Да, я потерпела поражение, и это случалось неоднократно, если речь шла об интересах Майкла. Он буквально жил своей работой, копался в прошлом планеты, не обращая внимания на день сегодняшний.

Я успела позабыть, как часто наша семья голодала, потому что муж тратил все деньги на какие-то антикварные вещи, которые собирал по аукционам.

Я прощала Майклу то, что он был не слишком внимателен ко мне. Даже его любовь была какой-то случайной, словно порой он неожиданно обнаруживал, что женат, и заново этому удивлялся.

Помню, как он сделал мне предложение. Он получил приглашение в Афины на очередную конференцию.

— Поедешь со мной? Возьми отпуск. Будем делить траты за проживание и питание. Мне обещали сдать комнату.

Я все еще была девственницей, поэтому мысль о совместном проживании меня шокировала. Заметив это, Майкл хлопнул себя по лбу ладонью.

— Черт, я идиот! Давай поженимся, что ли? Чего ждать до пенсии?

Такое впечатление, что после смерти любимого мужа я тщательно рассортировала воспоминания, отделила зерна от плевел и сохранила в памяти только самые светлые минуты. Долгие годы я помнила Майкла таким, каким мне нравилось его представлять.

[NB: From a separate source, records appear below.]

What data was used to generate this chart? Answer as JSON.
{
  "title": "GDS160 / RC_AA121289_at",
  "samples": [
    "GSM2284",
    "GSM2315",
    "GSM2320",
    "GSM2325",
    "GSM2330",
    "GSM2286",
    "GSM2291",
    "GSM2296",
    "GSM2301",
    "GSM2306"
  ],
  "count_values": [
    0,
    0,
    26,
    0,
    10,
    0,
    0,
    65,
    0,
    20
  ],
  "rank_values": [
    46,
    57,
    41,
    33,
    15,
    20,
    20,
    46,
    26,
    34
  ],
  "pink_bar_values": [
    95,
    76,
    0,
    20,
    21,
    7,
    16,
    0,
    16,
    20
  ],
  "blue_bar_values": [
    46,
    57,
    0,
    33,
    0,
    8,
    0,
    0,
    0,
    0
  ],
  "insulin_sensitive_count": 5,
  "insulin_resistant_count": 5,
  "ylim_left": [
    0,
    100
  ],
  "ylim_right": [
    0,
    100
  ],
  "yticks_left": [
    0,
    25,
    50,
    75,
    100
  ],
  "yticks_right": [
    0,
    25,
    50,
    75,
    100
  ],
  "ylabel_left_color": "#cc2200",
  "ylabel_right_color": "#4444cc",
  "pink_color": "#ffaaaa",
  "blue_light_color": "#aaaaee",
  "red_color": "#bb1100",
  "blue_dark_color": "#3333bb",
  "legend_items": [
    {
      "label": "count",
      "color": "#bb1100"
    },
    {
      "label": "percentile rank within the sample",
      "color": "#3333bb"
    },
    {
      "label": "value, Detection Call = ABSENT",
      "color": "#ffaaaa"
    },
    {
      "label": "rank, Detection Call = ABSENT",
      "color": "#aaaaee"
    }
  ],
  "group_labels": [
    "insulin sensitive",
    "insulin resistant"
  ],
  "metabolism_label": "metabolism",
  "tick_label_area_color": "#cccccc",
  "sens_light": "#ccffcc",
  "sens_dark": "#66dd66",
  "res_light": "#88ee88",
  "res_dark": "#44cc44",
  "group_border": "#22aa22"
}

Настала пора вспомнить все. Не только ту нежную брачную ночь, что подарила мне море любви. Не только легкий, увлекающийся характер Майкла, его крепкое тело и темную кожу, загоревшую на раскопках. Ведь это лишь верхний покров, шелуха, которая скрывает под собой настоящего Майкла Батлера. Горькие слова Джерри пробудили сильнейшее желание покончить с самообманом.

Джерри…

Наверное, получать предложение руки и сердца в весьма прозаичных условиях — моя судьба. В случае с Джерри вообще непонятно, кто именно кому предложил пожениться.

Речь шла об «Аркадии», которую, как вы помните, я возжелала заполучить с первого же взгляда. Увидев особняк, Джерри заколебался. Дом ему понравился, но смущало то, что необходим некоторый ремонт.

— У меня слишком мало времени, чтобы следить за рабочими. Оклад у меня солидный, но приходится содержать бывшую семью. Так что лишние расходы мне ни к чему.

Мы сидели в ресторане. Я выпила довольно много вина, поэтому осмелела.